The technology company announced the year past your intention to remove support for these tools. A large part of the sector has been criticizing technology companies, including Google, for years for using cookies to collect browsing logs on websites that are not owned by them, which allows them to create profiles on the interests of users to offer personalized ads and trade with them. The decision will greatly change the advertising market . Currently, third-party companies are able to access a browsing history of users who have not even visited their pages.
Google maintains that 72% of users are convinced that almost everything they do on the network is being tracked by advertisers and technology or other companies, and that 81% think that the possible risks posed for them by capturing their data outweigh the benefits. Therefore, users, tired of seeing unwanted ads while browsing, choose to install blockers, which reduces the efficiency of programmatic algorithms.

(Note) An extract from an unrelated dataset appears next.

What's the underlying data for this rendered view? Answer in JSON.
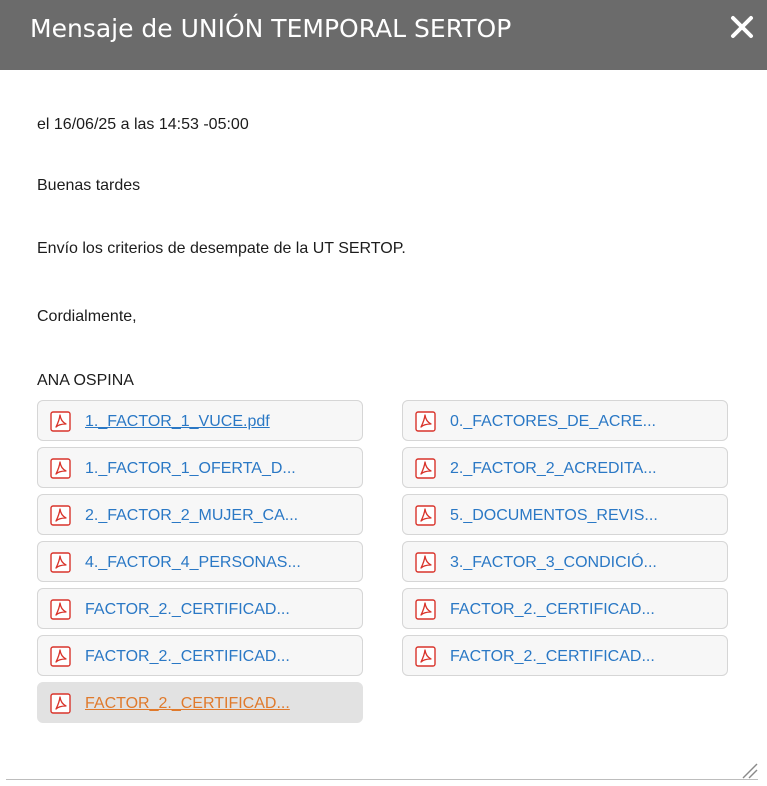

Through a publication on its official blog, Google has ensured that "advances in aggregation, anonymization, on-device processing and other technologies suitable for preserving privacy indicate a clear path to replace individual identifiers." According to the company, its digital products will be powered by APIs that preserve privacy by preventing individual tracking, "while offering profitability to advertisers and publishers."
One of the tools Google works on is federated cohort learning , or FLoC, which hides users among large crowds of people with common interests. These cohorts will be interest groups where users will be located. This technology, however, also carries its risks. One, recognized by Google, is that the machine learning algorithm could inadvertently build cohorts that reveal sensitive categories such as race, sexuality or personal difficulties.